Given a knot $K$ we can apply Seifert's algorithm to produce a surface whose boundary is $K$. The genus of this surface is not necessarily minimal. Is there an upper bound on the genus of the surface produced by Seifert's algorithm in terms of the knot genus of $K$? That is, if $K$ has genus $g$ and Seifert's algorithm produces a surface of genus $n$ does there exist a function $\phi \colon \mathbb{N} \rightarrow \mathbb{N}$ such that $n \leq \phi(g)$?

Answer 1

First, let me answer the question you probably didn't mean: is there a function $\phi:\mathbb{N}\to\mathbb{N}$ such that, given a knot diagram $D$ of a knot $K$ of genus $g$, the genus $n$ of the surface obtained from Seifert's algorithm for $D$ satisfies $n\leq \phi(g)$? The answer is "no" since you can make diagrams of the unknot whose corresponding surface's genus can be made arbitrarily large. For example, the following unknot diagram's surface from Seifert's algorithm has genus $4$:

Extending the pattern horizontally increases the genus of the corresponding surface. (I checked this with KnotFolio. The genus of the Seifert's algorithm surface is under "Can. genus" in the "Diagram information" section. The program does not give the true canonical genus, so it's arguably mislabeled.)

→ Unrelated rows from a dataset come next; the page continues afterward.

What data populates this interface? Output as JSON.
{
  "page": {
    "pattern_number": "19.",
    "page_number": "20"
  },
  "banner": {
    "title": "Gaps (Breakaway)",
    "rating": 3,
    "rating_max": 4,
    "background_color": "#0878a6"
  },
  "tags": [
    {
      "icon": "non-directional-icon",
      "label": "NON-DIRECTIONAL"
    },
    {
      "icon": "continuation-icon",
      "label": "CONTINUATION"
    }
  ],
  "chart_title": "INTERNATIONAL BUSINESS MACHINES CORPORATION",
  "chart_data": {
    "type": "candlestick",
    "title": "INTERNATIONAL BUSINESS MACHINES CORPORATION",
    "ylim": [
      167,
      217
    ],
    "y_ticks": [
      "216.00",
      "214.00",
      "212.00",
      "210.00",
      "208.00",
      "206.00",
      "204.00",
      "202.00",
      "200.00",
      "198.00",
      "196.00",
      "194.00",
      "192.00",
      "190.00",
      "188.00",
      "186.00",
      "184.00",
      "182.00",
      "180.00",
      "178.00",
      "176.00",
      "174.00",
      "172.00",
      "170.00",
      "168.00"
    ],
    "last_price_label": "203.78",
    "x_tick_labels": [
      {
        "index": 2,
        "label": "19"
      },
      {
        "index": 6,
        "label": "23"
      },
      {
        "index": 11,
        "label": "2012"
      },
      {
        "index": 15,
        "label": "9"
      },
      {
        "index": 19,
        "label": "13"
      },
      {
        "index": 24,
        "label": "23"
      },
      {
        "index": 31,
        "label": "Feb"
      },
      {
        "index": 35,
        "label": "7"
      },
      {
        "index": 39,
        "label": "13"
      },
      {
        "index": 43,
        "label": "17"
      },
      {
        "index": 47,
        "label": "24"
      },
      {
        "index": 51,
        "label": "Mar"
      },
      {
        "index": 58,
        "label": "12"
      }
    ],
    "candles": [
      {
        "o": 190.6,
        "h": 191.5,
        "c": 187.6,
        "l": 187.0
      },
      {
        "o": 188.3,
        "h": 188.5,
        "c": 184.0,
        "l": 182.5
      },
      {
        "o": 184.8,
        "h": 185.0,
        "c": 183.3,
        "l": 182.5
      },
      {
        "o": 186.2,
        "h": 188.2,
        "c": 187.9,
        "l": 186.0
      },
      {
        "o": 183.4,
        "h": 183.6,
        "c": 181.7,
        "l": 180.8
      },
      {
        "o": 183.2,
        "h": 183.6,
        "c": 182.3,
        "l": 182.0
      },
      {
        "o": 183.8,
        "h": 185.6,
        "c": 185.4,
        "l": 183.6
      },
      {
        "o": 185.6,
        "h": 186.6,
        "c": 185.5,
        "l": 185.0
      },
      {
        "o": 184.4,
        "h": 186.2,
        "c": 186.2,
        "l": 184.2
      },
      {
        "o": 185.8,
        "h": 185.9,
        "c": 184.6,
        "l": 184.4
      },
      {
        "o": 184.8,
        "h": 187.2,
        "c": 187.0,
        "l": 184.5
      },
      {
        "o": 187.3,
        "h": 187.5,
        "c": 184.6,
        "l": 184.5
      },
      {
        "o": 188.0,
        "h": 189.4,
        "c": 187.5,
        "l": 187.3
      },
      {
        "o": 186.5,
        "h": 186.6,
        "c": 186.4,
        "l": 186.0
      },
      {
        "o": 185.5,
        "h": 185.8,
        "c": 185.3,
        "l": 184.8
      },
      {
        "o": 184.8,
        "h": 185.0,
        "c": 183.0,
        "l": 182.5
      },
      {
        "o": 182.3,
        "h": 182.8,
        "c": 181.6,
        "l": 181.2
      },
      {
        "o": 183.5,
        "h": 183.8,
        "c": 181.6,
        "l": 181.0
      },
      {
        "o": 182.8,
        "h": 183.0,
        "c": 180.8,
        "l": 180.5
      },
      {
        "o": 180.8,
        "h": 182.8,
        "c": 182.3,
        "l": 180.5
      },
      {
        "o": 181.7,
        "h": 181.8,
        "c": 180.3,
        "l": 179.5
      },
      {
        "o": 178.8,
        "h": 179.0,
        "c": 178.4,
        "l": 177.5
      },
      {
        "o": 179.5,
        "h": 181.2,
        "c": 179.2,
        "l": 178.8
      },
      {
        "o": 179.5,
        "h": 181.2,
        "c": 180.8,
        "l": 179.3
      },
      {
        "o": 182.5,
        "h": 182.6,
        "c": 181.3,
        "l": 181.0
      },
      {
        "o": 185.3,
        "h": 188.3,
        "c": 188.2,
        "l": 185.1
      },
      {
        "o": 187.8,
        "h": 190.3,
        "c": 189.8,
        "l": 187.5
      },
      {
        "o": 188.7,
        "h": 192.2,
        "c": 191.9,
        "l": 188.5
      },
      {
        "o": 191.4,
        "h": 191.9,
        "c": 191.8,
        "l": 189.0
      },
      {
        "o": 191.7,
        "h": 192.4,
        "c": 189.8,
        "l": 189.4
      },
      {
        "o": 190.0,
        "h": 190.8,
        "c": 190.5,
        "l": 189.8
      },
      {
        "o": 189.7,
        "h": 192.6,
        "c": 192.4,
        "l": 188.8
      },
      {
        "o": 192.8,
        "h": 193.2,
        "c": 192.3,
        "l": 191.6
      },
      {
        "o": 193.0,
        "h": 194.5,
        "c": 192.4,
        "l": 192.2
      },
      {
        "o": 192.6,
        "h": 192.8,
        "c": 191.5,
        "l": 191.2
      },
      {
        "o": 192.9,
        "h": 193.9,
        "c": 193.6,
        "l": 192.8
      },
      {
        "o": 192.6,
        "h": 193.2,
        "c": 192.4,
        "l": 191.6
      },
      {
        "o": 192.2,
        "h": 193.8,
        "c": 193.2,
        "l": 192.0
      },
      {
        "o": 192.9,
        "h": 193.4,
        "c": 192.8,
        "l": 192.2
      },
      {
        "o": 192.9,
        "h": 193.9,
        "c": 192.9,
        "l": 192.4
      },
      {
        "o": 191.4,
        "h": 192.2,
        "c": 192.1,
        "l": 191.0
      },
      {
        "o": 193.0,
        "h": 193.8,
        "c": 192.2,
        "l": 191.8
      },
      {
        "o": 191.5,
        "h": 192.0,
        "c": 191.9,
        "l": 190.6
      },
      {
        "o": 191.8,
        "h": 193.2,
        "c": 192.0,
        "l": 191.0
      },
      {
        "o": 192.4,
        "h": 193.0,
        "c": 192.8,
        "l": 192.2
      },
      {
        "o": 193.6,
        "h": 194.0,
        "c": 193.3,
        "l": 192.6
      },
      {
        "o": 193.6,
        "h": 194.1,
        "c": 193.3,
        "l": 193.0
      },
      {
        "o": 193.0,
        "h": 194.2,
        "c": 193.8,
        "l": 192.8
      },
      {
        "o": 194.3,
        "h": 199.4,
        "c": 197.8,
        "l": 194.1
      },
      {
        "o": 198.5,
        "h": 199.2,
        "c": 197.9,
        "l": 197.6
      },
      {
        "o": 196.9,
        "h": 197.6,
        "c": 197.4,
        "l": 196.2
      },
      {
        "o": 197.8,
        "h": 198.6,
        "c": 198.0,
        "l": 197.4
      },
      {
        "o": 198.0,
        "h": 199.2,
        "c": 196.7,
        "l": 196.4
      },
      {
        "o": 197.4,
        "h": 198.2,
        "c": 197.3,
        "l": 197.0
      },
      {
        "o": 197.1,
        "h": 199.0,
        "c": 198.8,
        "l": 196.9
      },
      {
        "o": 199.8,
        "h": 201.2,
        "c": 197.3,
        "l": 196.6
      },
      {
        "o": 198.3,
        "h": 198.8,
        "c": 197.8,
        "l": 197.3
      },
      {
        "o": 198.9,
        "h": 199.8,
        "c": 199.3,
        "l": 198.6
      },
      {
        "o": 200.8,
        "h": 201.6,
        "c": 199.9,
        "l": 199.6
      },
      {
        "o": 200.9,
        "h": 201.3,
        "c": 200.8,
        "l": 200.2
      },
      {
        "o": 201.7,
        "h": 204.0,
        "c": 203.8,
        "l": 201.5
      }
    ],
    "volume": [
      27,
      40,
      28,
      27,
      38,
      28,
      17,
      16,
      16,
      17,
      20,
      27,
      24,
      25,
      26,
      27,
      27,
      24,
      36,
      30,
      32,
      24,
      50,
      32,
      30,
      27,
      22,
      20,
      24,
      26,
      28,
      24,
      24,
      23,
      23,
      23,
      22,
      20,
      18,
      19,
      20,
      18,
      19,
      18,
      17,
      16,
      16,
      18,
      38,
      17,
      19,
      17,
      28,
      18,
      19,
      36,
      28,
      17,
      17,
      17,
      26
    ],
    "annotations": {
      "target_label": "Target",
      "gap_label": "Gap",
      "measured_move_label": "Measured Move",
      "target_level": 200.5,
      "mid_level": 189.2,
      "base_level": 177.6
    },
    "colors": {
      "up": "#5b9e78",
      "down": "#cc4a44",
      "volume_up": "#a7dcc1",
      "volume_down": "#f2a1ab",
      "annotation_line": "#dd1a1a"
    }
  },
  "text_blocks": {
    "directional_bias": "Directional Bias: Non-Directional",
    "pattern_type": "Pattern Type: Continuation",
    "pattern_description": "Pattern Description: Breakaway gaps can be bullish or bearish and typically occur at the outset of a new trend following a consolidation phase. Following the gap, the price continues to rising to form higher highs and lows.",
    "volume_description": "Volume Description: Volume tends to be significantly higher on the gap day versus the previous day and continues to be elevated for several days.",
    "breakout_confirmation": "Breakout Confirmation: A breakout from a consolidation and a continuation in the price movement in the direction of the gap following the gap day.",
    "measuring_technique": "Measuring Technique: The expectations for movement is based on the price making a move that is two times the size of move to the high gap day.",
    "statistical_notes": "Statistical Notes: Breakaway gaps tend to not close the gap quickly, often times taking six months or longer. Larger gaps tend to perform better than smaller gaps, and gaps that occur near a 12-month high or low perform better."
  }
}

The stronger interpretation of your question is about canonical genus, the minimal genus over all diagrams of $K$ of the surface obtained through Seifert's algorithm. It's not immediately clear to me that canonical genus has an algorithm, so I hesitate to call the canonical genus "the genus of the surface obtained by Seifert's algorithm," which is why I'm giving two answers. When answering this question, I came across a paper that says the answer is "no," since it purports to show that the difference between canonical genus and the knot genus can be arbitrarily large. (I say "purports" because I've only read the abstract.) I don't know whether this is the first paper with this result, since, from the abstract, it seems like their contribution is that they introduce an intermediate quantity called "free genus."

Kobayashi, Masako; Kobayashi, Tsuyoshi, On canonical genus and free genus of knot, J. Knot Theory Ramifications 5, No. 1, 77-85 (1996). ZBL0859.57009.